The lawsuit was filed last year by the Wisconsin Institute for Law and Liberty on behalf of three entrepreneurs from Florida, Texas, and Wisconsin who sought assistance from the Minority Business Development Agency.
Jeffrey Nuziard, Ph.D., is a veteran, researcher, and CEO of Sexual Wellness Centers of America in Texas, according to the lawsuit. Christian Bruckner, “a disabled immigrant who fled Communist Romania in the 1970s to seek a better life in America,” operates a federal contracting business. And Matthew Piper, who “grew up in extreme poverty in Colorado,” owns an architectural firm in Wisconsin.

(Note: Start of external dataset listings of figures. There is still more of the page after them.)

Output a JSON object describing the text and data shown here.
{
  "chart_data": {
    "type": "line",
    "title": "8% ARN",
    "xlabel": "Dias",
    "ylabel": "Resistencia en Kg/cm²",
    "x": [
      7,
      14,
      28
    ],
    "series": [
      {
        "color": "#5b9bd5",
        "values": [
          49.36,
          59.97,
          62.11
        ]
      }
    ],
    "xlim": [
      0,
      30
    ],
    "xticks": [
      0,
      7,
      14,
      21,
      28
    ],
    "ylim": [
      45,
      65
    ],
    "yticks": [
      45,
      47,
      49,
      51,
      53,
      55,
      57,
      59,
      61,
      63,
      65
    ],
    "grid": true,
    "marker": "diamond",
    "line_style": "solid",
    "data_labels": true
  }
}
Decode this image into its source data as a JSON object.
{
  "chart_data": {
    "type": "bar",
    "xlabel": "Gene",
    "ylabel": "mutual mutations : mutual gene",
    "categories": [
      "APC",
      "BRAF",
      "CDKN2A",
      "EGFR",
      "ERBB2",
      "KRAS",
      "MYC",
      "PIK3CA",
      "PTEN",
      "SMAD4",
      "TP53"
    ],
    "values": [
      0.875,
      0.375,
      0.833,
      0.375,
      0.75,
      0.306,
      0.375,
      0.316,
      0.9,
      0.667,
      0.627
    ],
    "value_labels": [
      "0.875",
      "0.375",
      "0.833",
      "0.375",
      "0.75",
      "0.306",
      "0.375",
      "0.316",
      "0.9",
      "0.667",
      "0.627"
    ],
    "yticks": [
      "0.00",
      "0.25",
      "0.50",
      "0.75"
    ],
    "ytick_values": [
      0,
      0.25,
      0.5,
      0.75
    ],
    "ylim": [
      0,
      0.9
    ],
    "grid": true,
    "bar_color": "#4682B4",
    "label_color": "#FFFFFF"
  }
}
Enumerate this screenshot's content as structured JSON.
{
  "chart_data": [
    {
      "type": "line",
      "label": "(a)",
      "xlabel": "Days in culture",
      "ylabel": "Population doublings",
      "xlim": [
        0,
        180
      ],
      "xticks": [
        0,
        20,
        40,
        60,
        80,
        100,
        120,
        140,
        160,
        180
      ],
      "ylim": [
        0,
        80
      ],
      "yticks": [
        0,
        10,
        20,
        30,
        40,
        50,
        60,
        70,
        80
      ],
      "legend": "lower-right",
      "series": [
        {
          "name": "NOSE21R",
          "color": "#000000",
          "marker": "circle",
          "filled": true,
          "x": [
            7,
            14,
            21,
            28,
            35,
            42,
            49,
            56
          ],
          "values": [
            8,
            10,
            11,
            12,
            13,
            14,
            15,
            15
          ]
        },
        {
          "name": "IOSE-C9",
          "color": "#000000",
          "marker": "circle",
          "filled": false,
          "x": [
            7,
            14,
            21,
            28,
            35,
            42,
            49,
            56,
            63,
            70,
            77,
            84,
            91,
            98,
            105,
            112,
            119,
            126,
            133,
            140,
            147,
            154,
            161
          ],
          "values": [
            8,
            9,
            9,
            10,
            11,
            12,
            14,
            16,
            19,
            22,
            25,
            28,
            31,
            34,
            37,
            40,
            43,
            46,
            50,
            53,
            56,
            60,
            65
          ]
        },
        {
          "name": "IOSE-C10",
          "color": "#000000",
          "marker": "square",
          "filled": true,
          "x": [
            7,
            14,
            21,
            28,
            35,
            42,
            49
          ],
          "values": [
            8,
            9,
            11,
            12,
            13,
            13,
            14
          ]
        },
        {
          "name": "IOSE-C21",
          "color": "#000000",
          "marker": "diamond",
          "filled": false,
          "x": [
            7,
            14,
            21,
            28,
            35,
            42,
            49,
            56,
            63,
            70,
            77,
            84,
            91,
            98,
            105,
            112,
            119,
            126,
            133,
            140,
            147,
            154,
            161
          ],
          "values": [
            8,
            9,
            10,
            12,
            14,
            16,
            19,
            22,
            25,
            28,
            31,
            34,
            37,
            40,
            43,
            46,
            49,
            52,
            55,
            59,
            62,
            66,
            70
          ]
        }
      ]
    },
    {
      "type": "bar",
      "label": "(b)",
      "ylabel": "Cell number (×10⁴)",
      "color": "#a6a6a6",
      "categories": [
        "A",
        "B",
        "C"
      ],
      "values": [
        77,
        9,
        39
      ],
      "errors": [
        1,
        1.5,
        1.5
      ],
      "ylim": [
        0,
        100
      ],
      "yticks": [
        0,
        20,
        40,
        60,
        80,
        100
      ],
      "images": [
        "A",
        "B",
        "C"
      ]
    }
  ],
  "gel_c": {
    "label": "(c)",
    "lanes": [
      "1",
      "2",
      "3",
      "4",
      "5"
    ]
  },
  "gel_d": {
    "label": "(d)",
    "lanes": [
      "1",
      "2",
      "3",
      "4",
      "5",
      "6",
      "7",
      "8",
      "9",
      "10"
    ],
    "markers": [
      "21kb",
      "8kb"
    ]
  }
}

“Plaintiffs hail from different states and have different circumstances, backgrounds, and businesses. But they have much in common: they all worked hard to get where they are, they all overcame obstacles in pursuit of the American Dream, they all care deeply for their businesses, and they all wanted — but couldn’t obtain — assistance from the same federal program,” court documents state.
They’re also white, and didn’t fit the race-based preferences of the federal agency.
The MBDA’s vision statement, the ruling asserts, resonated with the entrepreneurs. It aims to help deliver “economic prosperity for all American business enterprises.” Created more than a half-century ago and made permanent through the $1 trillion infrastructure legislation of 2021, MBDA’s vision came with a catch. It doesn’t serve all American business enterprises, it serves “all American minority business enterprises.” As the complaint notes, MBDA uses a list of preferred races and ethnicities in handing out benefits. Anyone who doesn’t fit into those groups, whether whites or others, is considered not “socially or economically disadvantaged” and is ineligible for benefits, the lawsuit argued.
“While Plaintiffs interfaced with the Agency in different ways, all roads led to the same conclusion: the MBDA isn’t for them because they aren’t on its list of preferred races,” court documents state.